Olayları takip edenler, Andican’daki ayaklanmanın
arkasında Kerimov’un olduğunu anlar. Çünkü Kerimov azgınlığına,
zorbalığına, zulmüne sebepler, gerekçeler ve malzemeler oluşturmak için
bu olayları bizzat kendi adamlarına işlettirmiştir. Böyle bir şey hiç de
ihtimal dışı değildir. Bu husus özellikle despot ve zorba yöneticilerin
sıkça başvurdukları bir üsluptur. Elinde olayları çıkaranın Hizb-ut
Tahrir olmadığına ilişkin kuvvetli deliller olduğu halde, Hizb-ut
Tahrir’i suçlaması, hedefin önceden belirlenmiş olabileceği ihtimalini
güçlendiriyor. Sorunun çözülmesi için müzakere yolunun tercih edildiği
ve silahlı grup ile müzakere yapılması için tüm koşulların sağlandığı;
hükümet adına bunun İçişleri Bakanı Almatov ile Vali Begaliyev
tarafından yürütüldüğü iddiasını ortaya atmasıda bu olasılığı
güçlendiren hususlardan biridir. Zira hangi devlet başkanı veya
yetkilisi terörist dediği kimseleri muhatap alarak onlarla müzakere
yolunu tercih eder. Sanki Kerimov, bu açıklamasıyla kendisinin sorunu
çözmek için her türlü kolaylığı sağladığı; fakat karşı tarafın uzlaşmaz
olduğu görüntüsünü vermek istemiştir.
Silahlı grubun binayı ele geçirmesinden sonra
Kırgızistan’ın Oş ve Celalabad bölgeleri ile Afganistan’da bulunan
liderlerini aradıkları ve gelişmeler hakkında bilgi verdiklerine dair
ellerinde bant kayıtlarının bulunduğunu söylemesi de işin başka
saçmalığıdır. Zira kendi zulmünden kaynaklanan yerel tepkiyi,
bölgeselleştirmek hatta devletler arası kılmak istemiştir ki, böylece
Amerika’dan gelebilecek kınamanın önüne geçmiş olsun. Belki de
Kerimov’un, Andican’da patlak veren olayları Afganistan’la
ilişkilendirmesi, Amerika’nın desteğini almak için olabilir. Çünkü o
günlerde, Afganistan ve Pakistan’da Amerika aleyhine gösteriler
düzenlenmekteydi. Asia Times sitesine sızan veya kasıtlı sızdırılan
bilgiye göre, o gösteriyi ne Taliban ne de Hikmetyar’ın partisi Hizb-ul
islâm’î değil, bilakis Hizb-ut Tahrir organize etmişti. Aynı tarihlerde
farklı bölgelerde çıkan olaylar arasında bağ kurmakla Kerimov, daha
fazka katliam yapabilmek için Amerika’nın desteğini arkasına almak
istiyordu. Bunun için konuşmaların bant kayıtlarının ellerinde bulunduğu
saçmalığına tenezzül etmiştir. Amerika’nın Kerimov’u destekleyici
açıklaması da sanki bunu teyit eder niteliktedir.

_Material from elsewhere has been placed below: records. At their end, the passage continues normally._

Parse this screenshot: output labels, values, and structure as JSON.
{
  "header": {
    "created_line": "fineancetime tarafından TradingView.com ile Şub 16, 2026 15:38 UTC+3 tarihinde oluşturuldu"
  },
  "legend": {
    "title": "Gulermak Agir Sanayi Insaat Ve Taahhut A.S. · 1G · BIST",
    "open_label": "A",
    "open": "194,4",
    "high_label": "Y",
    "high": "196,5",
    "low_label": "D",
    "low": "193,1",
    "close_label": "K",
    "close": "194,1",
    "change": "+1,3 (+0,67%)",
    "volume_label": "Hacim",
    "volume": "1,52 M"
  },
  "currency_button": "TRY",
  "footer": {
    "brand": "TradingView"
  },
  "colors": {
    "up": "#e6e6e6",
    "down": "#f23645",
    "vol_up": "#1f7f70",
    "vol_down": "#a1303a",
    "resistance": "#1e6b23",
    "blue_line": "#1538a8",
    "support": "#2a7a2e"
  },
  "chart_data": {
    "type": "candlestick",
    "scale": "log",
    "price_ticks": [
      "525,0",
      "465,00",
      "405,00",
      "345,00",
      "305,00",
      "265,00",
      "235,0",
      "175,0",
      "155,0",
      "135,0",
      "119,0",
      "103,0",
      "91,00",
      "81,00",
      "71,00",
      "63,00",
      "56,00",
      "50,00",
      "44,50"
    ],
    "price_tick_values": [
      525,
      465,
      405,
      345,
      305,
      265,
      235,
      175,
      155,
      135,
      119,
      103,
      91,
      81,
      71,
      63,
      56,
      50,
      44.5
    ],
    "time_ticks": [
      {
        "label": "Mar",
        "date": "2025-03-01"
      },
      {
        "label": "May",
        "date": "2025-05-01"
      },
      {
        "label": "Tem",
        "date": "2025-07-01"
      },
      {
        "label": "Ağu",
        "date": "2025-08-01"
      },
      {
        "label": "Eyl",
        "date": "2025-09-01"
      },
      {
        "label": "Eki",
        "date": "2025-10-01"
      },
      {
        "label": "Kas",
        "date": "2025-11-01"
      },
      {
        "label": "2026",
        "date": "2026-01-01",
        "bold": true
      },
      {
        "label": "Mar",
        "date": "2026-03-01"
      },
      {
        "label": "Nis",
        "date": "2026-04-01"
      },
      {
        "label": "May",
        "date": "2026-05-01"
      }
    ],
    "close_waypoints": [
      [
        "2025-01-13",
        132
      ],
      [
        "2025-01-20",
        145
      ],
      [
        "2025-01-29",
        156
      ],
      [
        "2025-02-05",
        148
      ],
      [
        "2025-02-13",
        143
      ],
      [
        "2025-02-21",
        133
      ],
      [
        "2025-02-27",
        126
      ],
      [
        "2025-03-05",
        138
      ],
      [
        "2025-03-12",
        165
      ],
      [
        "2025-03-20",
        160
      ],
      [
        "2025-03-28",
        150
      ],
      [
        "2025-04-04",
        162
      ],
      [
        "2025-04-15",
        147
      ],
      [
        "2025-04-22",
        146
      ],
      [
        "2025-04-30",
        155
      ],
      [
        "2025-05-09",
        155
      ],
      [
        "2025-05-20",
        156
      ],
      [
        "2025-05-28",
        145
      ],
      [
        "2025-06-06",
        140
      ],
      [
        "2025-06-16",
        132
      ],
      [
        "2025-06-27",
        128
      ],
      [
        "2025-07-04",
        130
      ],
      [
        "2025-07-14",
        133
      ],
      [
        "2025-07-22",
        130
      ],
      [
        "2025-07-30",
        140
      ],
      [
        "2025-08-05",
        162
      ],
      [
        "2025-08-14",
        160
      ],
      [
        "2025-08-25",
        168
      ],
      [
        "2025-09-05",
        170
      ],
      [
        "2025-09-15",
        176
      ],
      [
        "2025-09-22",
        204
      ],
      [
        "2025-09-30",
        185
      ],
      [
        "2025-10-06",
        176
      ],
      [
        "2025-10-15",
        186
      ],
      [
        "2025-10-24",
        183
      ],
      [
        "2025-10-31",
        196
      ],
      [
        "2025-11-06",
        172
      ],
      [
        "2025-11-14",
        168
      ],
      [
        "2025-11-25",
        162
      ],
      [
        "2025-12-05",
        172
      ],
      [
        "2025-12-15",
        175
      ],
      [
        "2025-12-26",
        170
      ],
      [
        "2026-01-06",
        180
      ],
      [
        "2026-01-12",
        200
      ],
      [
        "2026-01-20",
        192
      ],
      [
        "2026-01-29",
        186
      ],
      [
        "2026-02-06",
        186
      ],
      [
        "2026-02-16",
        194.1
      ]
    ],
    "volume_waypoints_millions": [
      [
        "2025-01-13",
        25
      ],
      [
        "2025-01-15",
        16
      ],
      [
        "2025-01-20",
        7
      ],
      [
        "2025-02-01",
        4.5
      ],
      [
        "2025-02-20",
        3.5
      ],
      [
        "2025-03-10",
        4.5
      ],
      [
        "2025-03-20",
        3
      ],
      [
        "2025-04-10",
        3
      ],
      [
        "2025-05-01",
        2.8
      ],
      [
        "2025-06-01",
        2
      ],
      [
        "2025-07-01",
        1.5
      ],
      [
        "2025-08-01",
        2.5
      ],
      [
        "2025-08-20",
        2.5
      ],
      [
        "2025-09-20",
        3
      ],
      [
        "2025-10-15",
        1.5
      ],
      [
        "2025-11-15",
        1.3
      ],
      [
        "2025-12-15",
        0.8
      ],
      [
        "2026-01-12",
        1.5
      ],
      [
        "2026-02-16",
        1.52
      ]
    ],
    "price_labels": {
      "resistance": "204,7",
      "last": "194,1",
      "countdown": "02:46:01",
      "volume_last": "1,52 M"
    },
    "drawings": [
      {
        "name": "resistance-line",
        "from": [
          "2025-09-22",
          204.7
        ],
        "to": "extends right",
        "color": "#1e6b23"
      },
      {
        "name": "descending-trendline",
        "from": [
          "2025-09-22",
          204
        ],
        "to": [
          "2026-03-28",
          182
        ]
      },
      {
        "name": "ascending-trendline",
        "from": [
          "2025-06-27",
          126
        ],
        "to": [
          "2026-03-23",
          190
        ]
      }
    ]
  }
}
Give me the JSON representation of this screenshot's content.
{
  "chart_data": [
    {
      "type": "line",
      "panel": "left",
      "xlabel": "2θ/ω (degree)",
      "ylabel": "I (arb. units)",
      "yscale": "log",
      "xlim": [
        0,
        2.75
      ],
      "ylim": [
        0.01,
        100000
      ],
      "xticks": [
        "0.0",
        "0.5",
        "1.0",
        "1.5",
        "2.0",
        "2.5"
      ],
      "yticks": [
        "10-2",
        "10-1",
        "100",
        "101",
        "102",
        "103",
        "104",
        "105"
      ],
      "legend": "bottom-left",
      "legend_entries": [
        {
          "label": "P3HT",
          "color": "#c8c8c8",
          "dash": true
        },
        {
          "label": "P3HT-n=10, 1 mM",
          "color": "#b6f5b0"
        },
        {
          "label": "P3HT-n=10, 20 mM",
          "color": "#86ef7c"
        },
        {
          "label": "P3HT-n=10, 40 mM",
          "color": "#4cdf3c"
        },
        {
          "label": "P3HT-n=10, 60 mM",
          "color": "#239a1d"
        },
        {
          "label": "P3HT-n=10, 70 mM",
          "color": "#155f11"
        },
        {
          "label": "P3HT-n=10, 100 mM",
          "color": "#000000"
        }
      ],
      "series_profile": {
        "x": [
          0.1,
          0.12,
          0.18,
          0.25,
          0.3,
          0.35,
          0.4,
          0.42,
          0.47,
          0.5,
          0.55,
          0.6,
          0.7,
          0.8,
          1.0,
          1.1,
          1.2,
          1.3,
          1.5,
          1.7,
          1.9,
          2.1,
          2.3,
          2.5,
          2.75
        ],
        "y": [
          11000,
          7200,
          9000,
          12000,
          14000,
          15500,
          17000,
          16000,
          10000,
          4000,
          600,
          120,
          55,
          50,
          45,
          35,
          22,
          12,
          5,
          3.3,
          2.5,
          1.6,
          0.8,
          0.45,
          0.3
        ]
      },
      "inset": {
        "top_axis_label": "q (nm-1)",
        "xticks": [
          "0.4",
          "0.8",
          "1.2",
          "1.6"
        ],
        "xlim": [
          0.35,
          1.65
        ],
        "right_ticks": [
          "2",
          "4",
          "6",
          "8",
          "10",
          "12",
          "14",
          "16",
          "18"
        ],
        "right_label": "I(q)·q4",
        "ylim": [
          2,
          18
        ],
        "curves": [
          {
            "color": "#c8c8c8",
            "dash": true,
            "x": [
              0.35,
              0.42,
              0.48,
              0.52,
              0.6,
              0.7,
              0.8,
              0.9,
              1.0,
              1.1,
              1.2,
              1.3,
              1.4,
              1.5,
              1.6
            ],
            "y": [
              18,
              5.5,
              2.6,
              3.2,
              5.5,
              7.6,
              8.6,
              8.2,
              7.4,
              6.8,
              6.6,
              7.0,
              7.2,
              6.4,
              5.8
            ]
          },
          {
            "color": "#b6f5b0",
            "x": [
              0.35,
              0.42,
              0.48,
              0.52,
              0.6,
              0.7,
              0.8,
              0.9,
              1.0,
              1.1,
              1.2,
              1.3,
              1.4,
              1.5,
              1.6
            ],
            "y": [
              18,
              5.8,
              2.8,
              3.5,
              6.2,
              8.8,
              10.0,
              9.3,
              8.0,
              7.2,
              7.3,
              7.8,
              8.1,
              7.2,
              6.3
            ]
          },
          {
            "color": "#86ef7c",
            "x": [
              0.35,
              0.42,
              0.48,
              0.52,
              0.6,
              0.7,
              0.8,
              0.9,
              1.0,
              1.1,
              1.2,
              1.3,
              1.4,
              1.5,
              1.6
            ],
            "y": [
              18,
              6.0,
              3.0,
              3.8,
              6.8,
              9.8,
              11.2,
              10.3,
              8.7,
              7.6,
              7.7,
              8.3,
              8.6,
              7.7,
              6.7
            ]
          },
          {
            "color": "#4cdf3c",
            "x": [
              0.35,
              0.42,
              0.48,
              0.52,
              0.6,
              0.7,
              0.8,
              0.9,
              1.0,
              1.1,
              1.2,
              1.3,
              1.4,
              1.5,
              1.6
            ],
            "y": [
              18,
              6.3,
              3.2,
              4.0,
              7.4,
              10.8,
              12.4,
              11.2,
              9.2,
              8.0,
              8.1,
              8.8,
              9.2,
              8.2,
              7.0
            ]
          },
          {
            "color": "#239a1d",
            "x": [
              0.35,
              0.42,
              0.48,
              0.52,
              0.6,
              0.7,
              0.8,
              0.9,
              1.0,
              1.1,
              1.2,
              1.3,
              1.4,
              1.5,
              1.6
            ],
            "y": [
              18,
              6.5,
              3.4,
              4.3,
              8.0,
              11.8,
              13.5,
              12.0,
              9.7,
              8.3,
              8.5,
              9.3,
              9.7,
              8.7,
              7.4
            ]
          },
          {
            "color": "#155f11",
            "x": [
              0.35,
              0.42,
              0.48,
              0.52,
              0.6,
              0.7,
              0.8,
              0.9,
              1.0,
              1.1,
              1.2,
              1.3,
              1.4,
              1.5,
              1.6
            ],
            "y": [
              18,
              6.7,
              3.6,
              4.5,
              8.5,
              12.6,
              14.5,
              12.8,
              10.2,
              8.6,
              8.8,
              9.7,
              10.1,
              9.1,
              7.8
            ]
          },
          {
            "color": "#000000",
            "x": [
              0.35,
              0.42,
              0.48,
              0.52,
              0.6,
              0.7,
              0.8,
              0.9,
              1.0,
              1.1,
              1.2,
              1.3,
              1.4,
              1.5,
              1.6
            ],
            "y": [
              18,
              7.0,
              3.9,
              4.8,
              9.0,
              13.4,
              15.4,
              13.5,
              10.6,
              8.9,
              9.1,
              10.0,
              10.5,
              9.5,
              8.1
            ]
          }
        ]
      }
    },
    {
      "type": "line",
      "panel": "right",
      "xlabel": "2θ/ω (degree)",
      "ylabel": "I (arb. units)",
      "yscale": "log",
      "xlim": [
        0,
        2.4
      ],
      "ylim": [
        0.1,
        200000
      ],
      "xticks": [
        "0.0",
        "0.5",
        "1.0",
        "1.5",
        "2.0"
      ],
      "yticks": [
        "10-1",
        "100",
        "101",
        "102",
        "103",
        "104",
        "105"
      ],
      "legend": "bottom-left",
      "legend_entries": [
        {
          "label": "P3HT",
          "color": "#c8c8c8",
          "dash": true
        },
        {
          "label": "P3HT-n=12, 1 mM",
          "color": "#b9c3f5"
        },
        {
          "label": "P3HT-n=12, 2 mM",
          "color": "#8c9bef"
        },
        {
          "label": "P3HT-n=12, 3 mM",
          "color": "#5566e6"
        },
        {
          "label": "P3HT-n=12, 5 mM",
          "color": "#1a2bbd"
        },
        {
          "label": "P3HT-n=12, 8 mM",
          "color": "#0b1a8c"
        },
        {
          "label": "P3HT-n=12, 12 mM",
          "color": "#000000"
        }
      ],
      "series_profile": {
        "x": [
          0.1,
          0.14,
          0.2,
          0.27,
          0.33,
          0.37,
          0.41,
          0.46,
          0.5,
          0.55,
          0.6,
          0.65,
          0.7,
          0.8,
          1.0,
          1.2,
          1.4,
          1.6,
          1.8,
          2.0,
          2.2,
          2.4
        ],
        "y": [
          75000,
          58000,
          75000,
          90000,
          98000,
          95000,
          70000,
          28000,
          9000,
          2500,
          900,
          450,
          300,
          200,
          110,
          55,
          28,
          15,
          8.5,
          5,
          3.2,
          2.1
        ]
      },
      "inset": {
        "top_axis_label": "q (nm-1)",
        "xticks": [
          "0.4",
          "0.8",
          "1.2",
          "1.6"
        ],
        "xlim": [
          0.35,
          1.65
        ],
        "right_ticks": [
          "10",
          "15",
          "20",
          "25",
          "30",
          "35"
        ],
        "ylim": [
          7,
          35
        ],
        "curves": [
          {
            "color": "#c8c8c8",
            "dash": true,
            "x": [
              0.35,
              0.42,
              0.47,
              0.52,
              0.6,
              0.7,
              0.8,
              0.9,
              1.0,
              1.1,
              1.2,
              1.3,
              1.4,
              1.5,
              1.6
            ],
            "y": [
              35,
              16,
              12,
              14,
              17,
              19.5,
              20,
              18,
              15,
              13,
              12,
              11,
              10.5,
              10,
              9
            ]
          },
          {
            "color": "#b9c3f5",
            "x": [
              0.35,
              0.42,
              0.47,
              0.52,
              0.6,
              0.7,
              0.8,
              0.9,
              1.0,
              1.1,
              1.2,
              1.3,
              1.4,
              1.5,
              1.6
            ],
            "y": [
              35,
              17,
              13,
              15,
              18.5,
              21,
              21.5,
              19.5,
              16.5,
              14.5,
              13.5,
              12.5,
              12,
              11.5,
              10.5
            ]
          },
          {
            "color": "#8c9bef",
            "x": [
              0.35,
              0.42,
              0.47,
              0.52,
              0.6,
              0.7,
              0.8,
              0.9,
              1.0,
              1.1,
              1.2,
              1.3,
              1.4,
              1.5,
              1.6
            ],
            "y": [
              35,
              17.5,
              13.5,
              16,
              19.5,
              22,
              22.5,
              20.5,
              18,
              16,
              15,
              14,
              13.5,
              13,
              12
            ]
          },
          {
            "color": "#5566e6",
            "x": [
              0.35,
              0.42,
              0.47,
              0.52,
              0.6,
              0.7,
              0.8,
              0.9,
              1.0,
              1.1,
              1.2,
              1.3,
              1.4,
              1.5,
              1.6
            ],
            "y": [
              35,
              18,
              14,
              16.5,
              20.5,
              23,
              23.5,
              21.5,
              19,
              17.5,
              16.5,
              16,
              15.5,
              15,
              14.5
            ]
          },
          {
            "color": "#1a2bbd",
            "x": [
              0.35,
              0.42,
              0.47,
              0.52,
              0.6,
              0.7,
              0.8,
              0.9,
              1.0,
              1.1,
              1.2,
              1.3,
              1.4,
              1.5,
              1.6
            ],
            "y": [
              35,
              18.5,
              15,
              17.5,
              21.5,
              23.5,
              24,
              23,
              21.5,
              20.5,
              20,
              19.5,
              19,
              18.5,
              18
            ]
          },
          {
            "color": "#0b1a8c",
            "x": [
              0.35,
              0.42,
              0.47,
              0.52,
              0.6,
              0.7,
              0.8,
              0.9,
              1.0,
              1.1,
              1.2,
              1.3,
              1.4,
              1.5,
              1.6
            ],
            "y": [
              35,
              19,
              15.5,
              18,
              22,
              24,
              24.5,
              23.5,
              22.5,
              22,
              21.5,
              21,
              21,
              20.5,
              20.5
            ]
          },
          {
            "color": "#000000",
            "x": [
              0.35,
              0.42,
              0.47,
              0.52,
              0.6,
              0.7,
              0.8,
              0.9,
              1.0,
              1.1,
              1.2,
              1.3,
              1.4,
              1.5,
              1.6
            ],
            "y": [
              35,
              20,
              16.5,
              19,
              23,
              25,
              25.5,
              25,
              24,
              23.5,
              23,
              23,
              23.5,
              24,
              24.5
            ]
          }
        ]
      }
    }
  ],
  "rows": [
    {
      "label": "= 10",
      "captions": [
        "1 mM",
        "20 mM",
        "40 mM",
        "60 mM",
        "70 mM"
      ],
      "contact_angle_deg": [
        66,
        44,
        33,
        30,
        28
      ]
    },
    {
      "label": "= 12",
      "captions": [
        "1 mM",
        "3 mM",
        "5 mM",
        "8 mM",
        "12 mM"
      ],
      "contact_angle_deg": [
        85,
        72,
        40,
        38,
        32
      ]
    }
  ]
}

Özelde Özbekistan Müslümanlarının Kerimov’un
zulmünden kurtulmalarının, genelde diğer Müslümanların Amerika’nın
saldırısından beri olmalarının yolu Hilâfet Devletidir. Öyleyse bütün
Müslümanlar, Hilâfet Devleti ikâme etmek için çalışmak zorundadırlar.